Hiring a veteran offensive consultant sure would have made sense. In the fall, Joe listened to plenty of interviews with retired former Giants offensive coordinator Kevin Gilbride. Joe would be shocked if Gilbride wouldn’t have been interested in at least coming in for a few weeks to help Lovie and Arroyo stabilize the Bucs’ offense. Other quality names home on the couch, too.

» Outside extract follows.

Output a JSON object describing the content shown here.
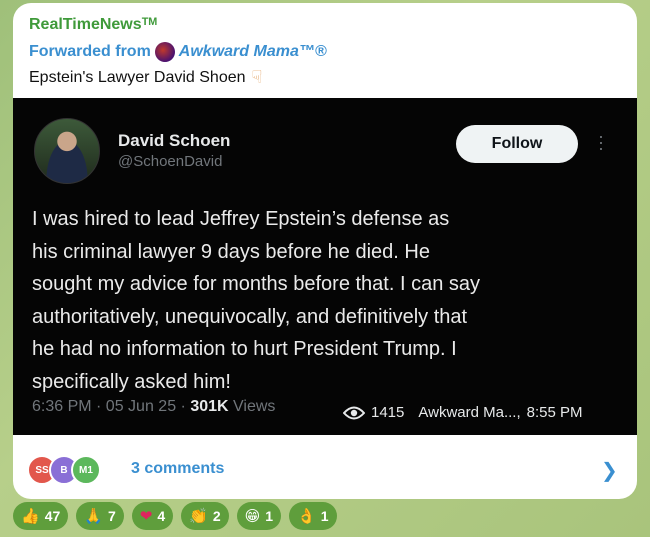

Maybe Lovie is a Grade A fox and was angling to win the Chase for Jameis all along?

No. 16 — Sticky Spot
No. 17 — Virgin center
No. 18 — Investing in seven starts
No. 19 — Returner decisions
No. 20 — VJax’s wrist
No. 21 — Anti-Jell
No. 22 — Seferian-Jenkins boasting about penalized pose
No. 23 — Never moving Michael Johnson
No. 24 — “I didn’t want to put more points on the board”
No. 25 — Glennon success without an offensive coordinator
No. 26 — Putrid punting
No. 27 — Defending three-step drops
No. 28 — Eight consecutive red zone runs versus Rams
No. 29 — Leaky Sean Glennon
No. 30 – Jorvorskie Lane

10 Responses to “Top 30 Buccaneers Mysteries Of 2014 — No. 15”

  1. WS99 Says:

    Water under the bridge at this point brother.

  2. knuckledragger Says:

    Maybe Lovie is a Grade A fox and was angling to win the Chase for Jameis all along?”
    Just Wow!

  3. tmaxcon Says:

    Lovie fully understands Jameis Winston is the only hope for him to save his job. Lovie needs Jameis far more than Jameis needs a mediocre head coach who is getting a free pass for losing the superbowl almost ten years ago.

  4. LargoBuc Says:

    I would ass-ume that any decent offensive minds would either be unavailable or unwilling to come to the Bucs in any cspacity for any length of time. But the writers on this site hsve grade A sources so perhaps the Bucs did have some options. If that is the case, putting Arroyo in that situation is irresponsible. Then they fire the guy afterwards? Seems like Arroyo was the scapegoat for this joke of a season. If we had a good qb then I would guess that qb would be able to take some plays out of the playbook and call his own plays on a drive. But no. We had turnover Mccown and an inconcistent Glennon so mix all that with a half ass oline and you get the spit show that was our Bucs.
    And Mccown has blamed his joke of a season on the lack of an ocoordinator. I get its not an easy situation at all. But it wasnt Arroyo fumbling and throwing interceptions all game.

  5. soflobiuc Says:

    Then they would have won games, they were gunning for the first pick all along, its the only explanation!!

  6. ddneast Says:

    Wish McClown would have spoken up sooner. Midway through the season he was saying on his radio show what a great, hard working guy Arroyo was.
    Called in a radio show and asked the same thing to about bringing an OC to the host I feel is very impartial and he told me that bringing someone else in would have been near impossible to do. I wrote the Bucs asking the same question after the Ravens game and got the same answer. Oh well.
    Don’t feel to bad for Arroyo. His contract was for two years so he gets paid for a funk year while he looks for a job.
    Besides, the guy was a friend of Tedford’s which is why he got the job. He really didn’t have the qualifications to be an NFL QB coach.

  7. ddneast Says:

    Nice to read a story that isn’t full of pro Winston propaganda.

  8. Brandon Says:

    Gilbride was still getting paid by the Giants… we couldn’t have paid him enough to take on somebody else’s mess.

  9. Harry Says:

    This was #1 in my opinion. Totally bizarre.

  10. Curse of Gruden Says:

    This is only #15? Meaning there are 14 more memories worse the this that will be unearthed. You’re killing me Joe.